Heir Apparent
Velde, Vivian Vande. Heir Apparent. San Diego: Harcourt, Inc., 2002. ISBN 0-15-204560-0, hc, 315 pp., $17.00.
(This review originally appeared in Mythprint 39:11 (#248) in November 2002.)
Reviewed by Jane Bigelow
Role playing games have become virtual reality games so real that players can smell the world of the game. A public bus argues with Giannine Bellisario in the opening scene, refusing to drop her off at the Rasmussem Gaming Center because demonstrators in front of the building might endanger her. Technology has changed, but the human problems haven’t in Vande Velde’s new YA novel. Giannine’s parents have had a thoroughly nasty divorce; the fourteen-year-old protagonist lives with her grandmother because neither parent cares enough to make time for her.
The reader has to accept one clumsy plot device in the Virtual Reality game that Giannine chooses to play. In order to make “Heir Apparent” playable by either sex, the game’s creators have set it up so that a girl playing the game is chosen as heir by the dying king in spite of having three older legitimate brothers. Giannine doesn¹t see anything too unlikely in this, and the rest of the book is good enough to make it worth going along.

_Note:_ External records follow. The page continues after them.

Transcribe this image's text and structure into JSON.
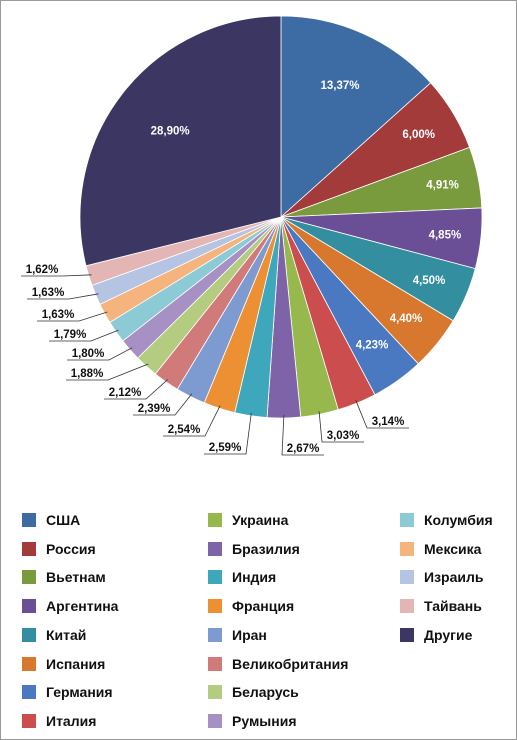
{
  "chart_data": {
    "type": "pie",
    "categories": [
      "США",
      "Россия",
      "Вьетнам",
      "Аргентина",
      "Китай",
      "Испания",
      "Германия",
      "Италия",
      "Украина",
      "Бразилия",
      "Индия",
      "Франция",
      "Иран",
      "Великобритания",
      "Беларусь",
      "Румыния",
      "Колумбия",
      "Мексика",
      "Израиль",
      "Тайвань",
      "Другие"
    ],
    "values": [
      13.37,
      6.0,
      4.91,
      4.85,
      4.5,
      4.4,
      4.23,
      3.14,
      3.03,
      2.67,
      2.59,
      2.54,
      2.39,
      2.12,
      1.88,
      1.8,
      1.79,
      1.63,
      1.63,
      1.62,
      28.9
    ],
    "labels": [
      "13,37%",
      "6,00%",
      "4,91%",
      "4,85%",
      "4,50%",
      "4,40%",
      "4,23%",
      "3,14%",
      "3,03%",
      "2,67%",
      "2,59%",
      "2,54%",
      "2,39%",
      "2,12%",
      "1,88%",
      "1,80%",
      "1,79%",
      "1,63%",
      "1,63%",
      "1,62%",
      "28,90%"
    ],
    "colors": [
      "#3d6ba3",
      "#a33b3b",
      "#7a9a3e",
      "#6b4f96",
      "#338f9f",
      "#d8782f",
      "#4a79c2",
      "#cc4d4d",
      "#97b84c",
      "#7f63a8",
      "#3ea7bb",
      "#ed8f33",
      "#7d9bd1",
      "#d07a7a",
      "#b3cc80",
      "#a690c4",
      "#8ccad6",
      "#f5b37d",
      "#b5c4e3",
      "#e3b5b5",
      "#3c3762"
    ],
    "legend_position": "bottom"
  }
}
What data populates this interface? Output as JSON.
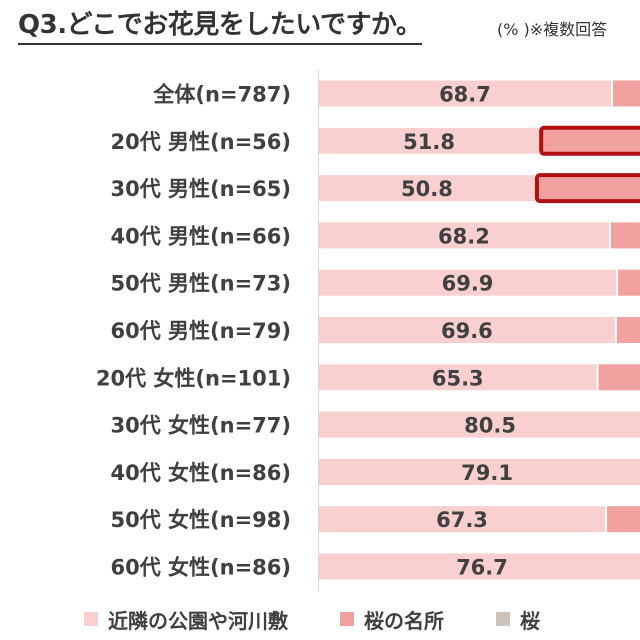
{
  "chart_data": {
    "type": "bar",
    "orientation": "horizontal",
    "title": "Q3.どこでお花見をしたいですか。",
    "subtitle": "(% )※複数回答",
    "unit": "%",
    "categories": [
      "全体(n=787)",
      "20代 男性(n=56)",
      "30代 男性(n=65)",
      "40代 男性(n=66)",
      "50代 男性(n=73)",
      "60代 男性(n=79)",
      "20代 女性(n=101)",
      "30代 女性(n=77)",
      "40代 女性(n=86)",
      "50代 女性(n=98)",
      "60代 女性(n=86)"
    ],
    "series": [
      {
        "name": "近隣の公園や河川敷",
        "color": "#f9cfcf",
        "values": [
          68.7,
          51.8,
          50.8,
          68.2,
          69.9,
          69.6,
          65.3,
          80.5,
          79.1,
          67.3,
          76.7
        ],
        "labels": [
          "68.7",
          "51.8",
          "50.8",
          "68.2",
          "69.9",
          "69.6",
          "65.3",
          "80.5",
          "79.1",
          "67.3",
          "76.7"
        ]
      },
      {
        "name": "桜の名所",
        "color": "#f2a1a1",
        "highlight_border": "#b01010",
        "highlighted_categories": [
          "20代 男性(n=56)",
          "30代 男性(n=65)"
        ]
      },
      {
        "name": "桜",
        "color": "#cbc3bd"
      }
    ],
    "legend_position": "bottom",
    "grid": false
  }
}
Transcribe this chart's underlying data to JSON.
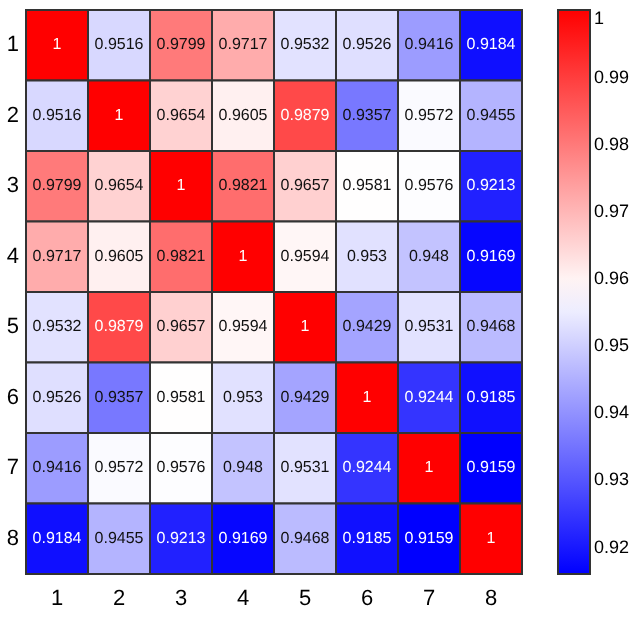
{
  "chart_data": {
    "type": "heatmap",
    "categories": [
      "1",
      "2",
      "3",
      "4",
      "5",
      "6",
      "7",
      "8"
    ],
    "y_categories": [
      "1",
      "2",
      "3",
      "4",
      "5",
      "6",
      "7",
      "8"
    ],
    "cells": [
      [
        1,
        0.9516,
        0.9799,
        0.9717,
        0.9532,
        0.9526,
        0.9416,
        0.9184
      ],
      [
        0.9516,
        1,
        0.9654,
        0.9605,
        0.9879,
        0.9357,
        0.9572,
        0.9455
      ],
      [
        0.9799,
        0.9654,
        1,
        0.9821,
        0.9657,
        0.9581,
        0.9576,
        0.9213
      ],
      [
        0.9717,
        0.9605,
        0.9821,
        1,
        0.9594,
        0.953,
        0.948,
        0.9169
      ],
      [
        0.9532,
        0.9879,
        0.9657,
        0.9594,
        1,
        0.9429,
        0.9531,
        0.9468
      ],
      [
        0.9526,
        0.9357,
        0.9581,
        0.953,
        0.9429,
        1,
        0.9244,
        0.9185
      ],
      [
        0.9416,
        0.9572,
        0.9576,
        0.948,
        0.9531,
        0.9244,
        1,
        0.9159
      ],
      [
        0.9184,
        0.9455,
        0.9213,
        0.9169,
        0.9468,
        0.9185,
        0.9159,
        1
      ]
    ],
    "clim": [
      0.9159,
      1
    ],
    "cticks": [
      0.92,
      0.93,
      0.94,
      0.95,
      0.96,
      0.97,
      0.98,
      0.99,
      1
    ],
    "data_labels": true
  }
}
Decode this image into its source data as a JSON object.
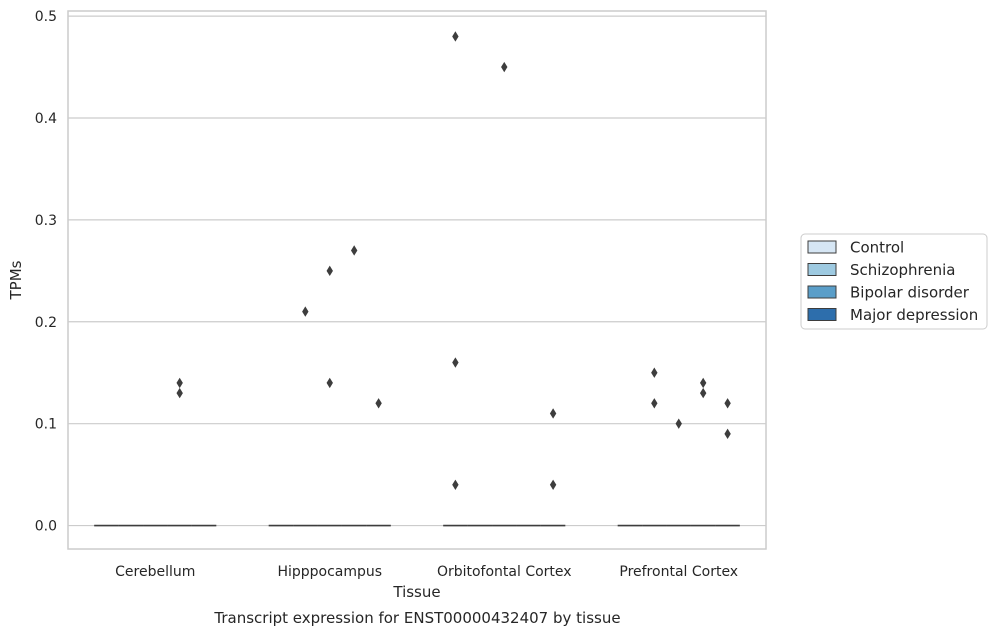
{
  "chart_data": {
    "type": "box",
    "caption": "Transcript expression for ENST00000432407 by tissue",
    "xlabel": "Tissue",
    "ylabel": "TPMs",
    "ylim": [
      -0.023,
      0.505
    ],
    "yticks": [
      0.0,
      0.1,
      0.2,
      0.3,
      0.4,
      0.5
    ],
    "ytick_labels": [
      "0.0",
      "0.1",
      "0.2",
      "0.3",
      "0.4",
      "0.5"
    ],
    "grid": true,
    "legend_position": "right",
    "categories": [
      "Cerebellum",
      "Hipppocampus",
      "Orbitofontal Cortex",
      "Prefrontal Cortex"
    ],
    "series": [
      {
        "name": "Control",
        "color": "#d6e6f4",
        "median": [
          0,
          0,
          0,
          0
        ],
        "outliers": [
          [],
          [],
          [
            0.48,
            0.16,
            0.04
          ],
          []
        ]
      },
      {
        "name": "Schizophrenia",
        "color": "#9ecae1",
        "median": [
          0,
          0,
          0,
          0
        ],
        "outliers": [
          [],
          [
            0.21
          ],
          [],
          [
            0.15,
            0.12
          ]
        ]
      },
      {
        "name": "Bipolar disorder",
        "color": "#5a9ec9",
        "median": [
          0,
          0,
          0,
          0
        ],
        "outliers": [
          [],
          [
            0.25,
            0.14
          ],
          [
            0.45
          ],
          [
            0.1
          ]
        ]
      },
      {
        "name": "Major depression",
        "color": "#2d6eac",
        "median": [
          0,
          0,
          0,
          0
        ],
        "outliers": [
          [
            0.14,
            0.13
          ],
          [
            0.27
          ],
          [],
          [
            0.14,
            0.13
          ]
        ]
      },
      {
        "name": "",
        "color": "#2d6eac",
        "median": [
          0,
          0,
          0,
          0
        ],
        "outliers": [
          [],
          [
            0.12
          ],
          [
            0.11,
            0.04
          ],
          [
            0.12,
            0.09
          ]
        ]
      }
    ]
  }
}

There’s plenty of action, as you would expect from a role-playing game. It doesn’t take long before Giannine is in real and serious danger because of the Citizens to Protect Our Children (CPOC). They’ve gone past demonstrating to breaking into the gaming center, where they damage the equipment. Since Giannine is already in total immersion when this happens, the technologist on the site believes that it’s dangerous to disconnect her before she finishes the game. She’s stuck there until she successfully finishes, and prolonged direct stimulation of the brain may cause her harm. Because of the damage that the CPOC protesters did, she has a much smaller margin of safety before she risks fatal overload. She knows this because Rasmussem Enterprises has managed to contact her in the game-reality in a wonderfully Monty Python-esque scene.
There are also some hilarious minor characters such as Feordina, who knits herself outfits from dandelions and other vegetation. Saint Bruce the Warrior Poet is also amusing even though he’s dead. The barbarian king is all thud-and-blunder. Sister Mary Ursula has all the dippy sincerity of the ragged fringe of spiritual seeking, and even less sense. Giannine grows during this novel, lighthearted though it is. Her strength and cleverness emerge from behind the hostile, sarcastic mask she wears at the beginning of the story. This is not one of those annoying novels where the protagonist reaches a Deep Psychological Insight in 300 pages or less, but the changes are there. Vande Velde has the good sense not to give us a reunion scene between Giannine and her father, but he’s waiting in another part of the gaming center when she emerges safely. I would not say, as Sister Mary Ursula does, that I am One with all happy endings. This one is believable and satisfying.